Two specific events hastened the exodus. On 6 June 1966, a date referred to by the British in India in apocalyptic terms, the rupee was devalued against the pound by one third, thus slashing the income British businessmen could send back to the UK. The devaluation, coupled with heavy taxation and the need to obtain Indian government approval for high salaries, meant that it became virtually impossible for an ‘expat' to earn more than £2,750 per year in India. The second event was the looming 1969 India Companies Act that would abolish the system of management agencies. These mostly British conglomerates ran portfolios of Indian companies in Calcutta, the business centre of British India, and enabled young men out from public schools to earn a good income. By the time Freeman left, only a rump of 1,400 expats remained. Thus, wrote Geoffrey Moorhouse in
Calcutta
, ‘The British are reduced to roughly the same number of people as were in Calcutta a few years before the Black Hole happened.'
10

This lugubrious comparison would not have been wasted on the High Commissioner, nor that it happened during the regime of Indira Gandhi. Freeman's difficult relationship with the Indian Prime Minister would dominate diplomatic relations for the second half of his posting. Already, however, soon after his arrival, he was reminded that the legacy of the British Raj could be an embarrassment; that a nostalgia for the past had to be replaced by a hard-headed view towards a commercial future. Lord Mountbatten came to stay. In May 1965, Mountbatten was Britain's chief of the defence staff, but he had been the last viceroy of British India and the first governor general of the newly independent India. Mountbatten had supported Freeman's appointment as High Commissioner, but now he embarrassed him with his Raj attitude, culminating in an incident at the residency when he suggested showing guests round his ‘old house up the road'. He was
referring to the Viceregal Lodge, now the state home of the Indian President, the
Rasthrapati Bhavan
. This patronising insensitivity, Freeman noticed, played on the ‘neurosis' of the Indian government and press, ever ready to feel slighted when none was intended. Catherine Freeman noticed this too: ‘He was an embarrassment. He wanted his old troops lined up outside his old house. I thought our Indian hosts were very decent.'
11
Mountbatten himself noticed a change in atmosphere. At a meeting with Indian military commanders, ‘He sensed a feeling of restraint on the Indian side and it was clear to him that relations were very different from the last time he had visited India.'
12
Always keen to receive honours of one kind or another, he was dismayed that plans to offer him the honorary colonelcy of an Indian Army regiment were vetoed.
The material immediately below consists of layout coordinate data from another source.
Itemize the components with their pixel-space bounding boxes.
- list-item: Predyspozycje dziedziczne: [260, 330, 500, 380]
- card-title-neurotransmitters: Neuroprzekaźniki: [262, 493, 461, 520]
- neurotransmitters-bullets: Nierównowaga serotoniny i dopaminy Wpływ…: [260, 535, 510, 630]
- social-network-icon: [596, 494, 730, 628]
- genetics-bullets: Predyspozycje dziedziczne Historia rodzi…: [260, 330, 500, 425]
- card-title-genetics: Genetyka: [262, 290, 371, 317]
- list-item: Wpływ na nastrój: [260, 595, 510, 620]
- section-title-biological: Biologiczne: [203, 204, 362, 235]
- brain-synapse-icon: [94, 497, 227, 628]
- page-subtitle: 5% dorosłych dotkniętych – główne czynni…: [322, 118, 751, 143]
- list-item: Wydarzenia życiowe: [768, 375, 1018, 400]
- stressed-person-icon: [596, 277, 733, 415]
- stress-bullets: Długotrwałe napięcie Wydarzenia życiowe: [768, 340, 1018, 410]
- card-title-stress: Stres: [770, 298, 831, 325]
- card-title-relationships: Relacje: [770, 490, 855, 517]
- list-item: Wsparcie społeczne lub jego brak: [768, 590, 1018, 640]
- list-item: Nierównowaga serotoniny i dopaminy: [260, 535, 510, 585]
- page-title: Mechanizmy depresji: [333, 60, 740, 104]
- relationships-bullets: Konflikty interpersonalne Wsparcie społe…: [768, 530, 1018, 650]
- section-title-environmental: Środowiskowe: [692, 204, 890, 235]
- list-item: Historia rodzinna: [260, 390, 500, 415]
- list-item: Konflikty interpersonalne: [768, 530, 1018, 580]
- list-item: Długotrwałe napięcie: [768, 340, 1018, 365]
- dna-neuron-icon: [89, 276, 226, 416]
A year later Freeman was more explicit about the legacy of the Raj. The CRO asked him to advise on a possible visit from Jennie Lee, a left-wing government minister and widow of Aneurin Bevan; also an old friend of Mrs Gandhi. Harold Wilson's proposal was that she would ‘establish a cordial atmosphere for his own visit' later in the year. Freeman replied:

A most friendly welcome awaits those who had sympathised with India during the final stages of the struggle for independence. At the same time we must be under no illusion that these slightly nostalgic associations with the past play no real part in shaping present-day Indian attitudes towards contemporary events. In a rather different context we have experienced something of this in the diminishing returns yielded by Lord Mountbatten's recent visits.

My own feeling is that the Prime Minister would be well advised to relate his visit to the future pattern of Indo–British relations. Events of the last eight months [the British attitude to the Indo–Pakistan War,
see later] have made a clean break with the sort of associations that India wistfully held for the Labour Party of the '30s and '40s. We can no longer depend on warm feelings from the past and we must look forward to a pragmatic relationship of mutual benefit in the future.